Kate Rich
Feral Trade Coffee
Shipment 4, 2005





Kate Rich (NZ / UK)

Kate Rich is a radioengineer with the Bureau of Inverse Technology (BIT), a transnational information agency operating over the past decade in critical information and device deployment. Public experiments engineered by the Bureau include BANGBANG, a network of webcams tuned to automatically register gunfire or explosion; and BIT Radio, a sensor-activated FM radio transmitter which interrupts normal broadcast services to overcast events of local interest.

Kate is also bar manager at the Cube Microplex, an independent cinema/art space in Bristol where she is implementing a number of projects in collective & speculative economics. In 2003 she established the Feral Trade project for trafficking goods along social & data networks. The use of the word 'feral' denotes a process which is wilfully wild, as in pigeon, as opposed to romantically or nature-wild (wolf). The passage of goods can open up wormholes between diverse social settings, routes along which other information, individuals or other materials can potentially travel. In trading goods directly, Feral Trade intervenes in a system - international trade - which while not explicitly forbidden is tacitly closed to the end-user.

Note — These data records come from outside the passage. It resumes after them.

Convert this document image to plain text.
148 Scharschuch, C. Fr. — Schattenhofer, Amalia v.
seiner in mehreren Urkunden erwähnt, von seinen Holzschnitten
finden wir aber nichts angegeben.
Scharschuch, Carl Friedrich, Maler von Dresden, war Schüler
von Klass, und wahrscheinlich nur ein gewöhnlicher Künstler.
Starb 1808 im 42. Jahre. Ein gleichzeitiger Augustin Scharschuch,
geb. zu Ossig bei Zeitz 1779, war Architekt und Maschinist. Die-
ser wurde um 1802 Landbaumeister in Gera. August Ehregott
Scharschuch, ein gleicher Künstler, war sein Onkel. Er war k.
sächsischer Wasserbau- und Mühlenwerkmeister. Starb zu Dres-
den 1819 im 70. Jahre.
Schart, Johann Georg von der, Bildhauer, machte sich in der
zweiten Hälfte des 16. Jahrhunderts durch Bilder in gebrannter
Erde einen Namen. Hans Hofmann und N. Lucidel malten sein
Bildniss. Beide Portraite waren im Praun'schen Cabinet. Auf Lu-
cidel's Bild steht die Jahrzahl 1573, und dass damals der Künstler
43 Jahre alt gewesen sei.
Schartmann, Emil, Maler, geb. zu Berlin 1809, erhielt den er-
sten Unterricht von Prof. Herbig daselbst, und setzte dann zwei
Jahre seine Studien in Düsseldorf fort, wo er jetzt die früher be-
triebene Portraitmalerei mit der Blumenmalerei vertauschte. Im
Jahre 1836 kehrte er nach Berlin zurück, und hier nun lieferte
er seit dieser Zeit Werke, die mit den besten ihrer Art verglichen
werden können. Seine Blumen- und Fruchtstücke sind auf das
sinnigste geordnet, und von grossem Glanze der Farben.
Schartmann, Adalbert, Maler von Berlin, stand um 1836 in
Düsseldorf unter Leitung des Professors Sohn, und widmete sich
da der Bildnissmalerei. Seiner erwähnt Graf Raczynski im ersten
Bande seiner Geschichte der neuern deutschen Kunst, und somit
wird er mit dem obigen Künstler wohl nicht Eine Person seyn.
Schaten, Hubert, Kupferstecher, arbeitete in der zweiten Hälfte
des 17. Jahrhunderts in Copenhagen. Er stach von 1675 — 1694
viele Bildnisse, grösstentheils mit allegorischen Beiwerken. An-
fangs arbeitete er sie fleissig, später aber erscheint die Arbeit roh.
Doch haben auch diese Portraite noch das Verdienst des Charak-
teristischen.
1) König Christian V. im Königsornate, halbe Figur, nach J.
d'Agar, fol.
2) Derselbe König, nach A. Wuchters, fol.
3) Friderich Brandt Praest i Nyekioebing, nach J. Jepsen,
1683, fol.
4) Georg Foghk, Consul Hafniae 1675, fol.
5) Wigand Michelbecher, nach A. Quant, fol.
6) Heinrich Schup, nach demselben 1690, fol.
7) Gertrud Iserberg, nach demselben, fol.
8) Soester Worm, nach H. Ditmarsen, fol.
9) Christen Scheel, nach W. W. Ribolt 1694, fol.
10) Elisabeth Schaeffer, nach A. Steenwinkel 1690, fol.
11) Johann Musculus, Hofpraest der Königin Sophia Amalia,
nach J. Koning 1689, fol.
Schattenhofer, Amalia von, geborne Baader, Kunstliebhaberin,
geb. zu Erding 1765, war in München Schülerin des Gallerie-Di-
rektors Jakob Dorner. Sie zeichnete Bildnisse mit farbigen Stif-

The first Feral Trade took place in 2003 with the direct import of 30kg of coffee from Sociedad Cooperative de Cafecultores Nonualcos R.L. coffee co-operative in El Salvador to the Cube Microplex bar. The coffee is now traded on through the UK, Europe and USA over social, cultural and occupational networks. Distribution methods are various and have included air cargo, handbaggage, Royal Mail, diplomatic pouch, and Unattended Bag (virgin trains Bristol to Newcastle September 2004: nineteen 1 pound coffee bags were lost in experimental freight transaction using the surplus motion of private trains).

The RISK exhibition provided the opportunity to import Feral Trade to Glasgow - a new trade route. Information abou the particularities of the route from El Salvador to Glasgow, was included on product packaging, and data displayed in the gallery and website. Development of a generative, database-run product-packaging is central to the feral trade process, with a view to rendering diverse currents in global shipping, international relations & network mobility from the point of view of the product; while installing documentary evidence into the ubiquitous medium of food-packaging.

The coffee booth in the RISK exhibition was designed as part of the reading area next to Variant magazine, computer based works and the exhibition reading area with reference books and catalogues about artists in the exhibition.